In Welsh mythology, Gwythyr ap Greidawl was a rival of Gwyn ap Nudd, a deity connected with the otherworld. In the Middle Welsh prose tale Culhwch ac Olwen, he is named as a member of Arthur's retinue and takes part in the quest to win the hand of Olwen for Arthur's cousin, Culhwch. Gwthyr would join Arthur on a journey to Pennant Gofid in Hell to retrieve the blood of the witch Orddu. His father is Greidawl Galldonyd, a fellow knight in Arthur's court. In Bonedd yr Arwyr, his genealogy is given as Gwythyr son of Greidawl the son of Enfael the son of Deigyr the son of Dyfnwal the son of Ednyfed the son of Maxen the son of Llywelyn. The Welsh Triads name him as the father of Arthur's second wife, also named Gwenhwyfar.

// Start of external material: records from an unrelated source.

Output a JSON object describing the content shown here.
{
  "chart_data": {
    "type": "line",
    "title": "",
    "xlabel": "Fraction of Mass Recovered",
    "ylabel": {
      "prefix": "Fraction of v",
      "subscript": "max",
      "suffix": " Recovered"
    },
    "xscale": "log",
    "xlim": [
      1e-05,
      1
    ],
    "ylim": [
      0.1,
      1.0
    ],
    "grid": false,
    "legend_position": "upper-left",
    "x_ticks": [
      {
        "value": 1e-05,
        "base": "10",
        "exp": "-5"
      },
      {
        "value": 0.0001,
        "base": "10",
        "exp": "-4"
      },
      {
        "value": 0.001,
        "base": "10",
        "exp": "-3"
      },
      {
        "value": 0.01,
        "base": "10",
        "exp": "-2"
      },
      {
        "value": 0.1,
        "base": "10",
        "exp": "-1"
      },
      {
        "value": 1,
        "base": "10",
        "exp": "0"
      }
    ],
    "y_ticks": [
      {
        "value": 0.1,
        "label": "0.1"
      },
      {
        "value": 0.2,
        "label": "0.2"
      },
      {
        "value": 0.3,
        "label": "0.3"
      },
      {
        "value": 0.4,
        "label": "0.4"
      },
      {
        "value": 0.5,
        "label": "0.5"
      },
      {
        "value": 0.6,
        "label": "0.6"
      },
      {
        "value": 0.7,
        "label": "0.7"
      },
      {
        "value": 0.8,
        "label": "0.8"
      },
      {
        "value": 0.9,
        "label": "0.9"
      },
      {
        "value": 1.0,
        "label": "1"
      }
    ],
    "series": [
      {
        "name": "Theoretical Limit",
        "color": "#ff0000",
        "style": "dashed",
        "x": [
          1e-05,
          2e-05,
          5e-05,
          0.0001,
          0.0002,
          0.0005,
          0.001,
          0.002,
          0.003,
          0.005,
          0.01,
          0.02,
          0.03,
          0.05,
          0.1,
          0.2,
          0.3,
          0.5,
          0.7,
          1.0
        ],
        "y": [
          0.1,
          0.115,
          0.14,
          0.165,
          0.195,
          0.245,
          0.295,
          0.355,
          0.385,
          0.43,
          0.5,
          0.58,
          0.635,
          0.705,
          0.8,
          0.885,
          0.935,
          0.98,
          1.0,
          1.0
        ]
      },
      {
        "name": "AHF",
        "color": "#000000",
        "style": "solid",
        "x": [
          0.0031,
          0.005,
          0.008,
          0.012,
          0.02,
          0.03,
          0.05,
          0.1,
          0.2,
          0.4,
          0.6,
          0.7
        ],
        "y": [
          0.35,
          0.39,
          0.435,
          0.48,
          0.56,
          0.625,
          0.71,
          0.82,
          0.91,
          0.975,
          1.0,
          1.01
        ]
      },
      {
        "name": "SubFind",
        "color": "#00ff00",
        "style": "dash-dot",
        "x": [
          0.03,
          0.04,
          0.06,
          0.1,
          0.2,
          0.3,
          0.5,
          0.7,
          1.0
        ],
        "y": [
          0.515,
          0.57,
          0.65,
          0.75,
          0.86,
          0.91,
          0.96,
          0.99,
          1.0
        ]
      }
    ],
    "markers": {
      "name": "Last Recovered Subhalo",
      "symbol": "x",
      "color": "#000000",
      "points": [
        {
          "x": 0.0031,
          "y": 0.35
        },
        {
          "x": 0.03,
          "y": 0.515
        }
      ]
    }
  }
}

Sometime before the main events of Culhwch and Olwen, Gwythyr was engaged to marry Creiddylad, daughter of Lludd, who was stolen from him by her brother, Gwyn ap Nudd. In a violent battle, Gwyn defeated his rival, kept Creiddylad and took a number of Gwythyr's chieftains prisoner. When Arthur heard of this, he forced Gwyn to release the noblemen and made peace between the two adversaries.

Every Calan Mai, the two would fight over Creiddylad, until a battle on Judgment Day, in which the victor would keep her forever. Their rivalry has been taken to represent the contest between summer and winter and is a variant of the Holly King myth.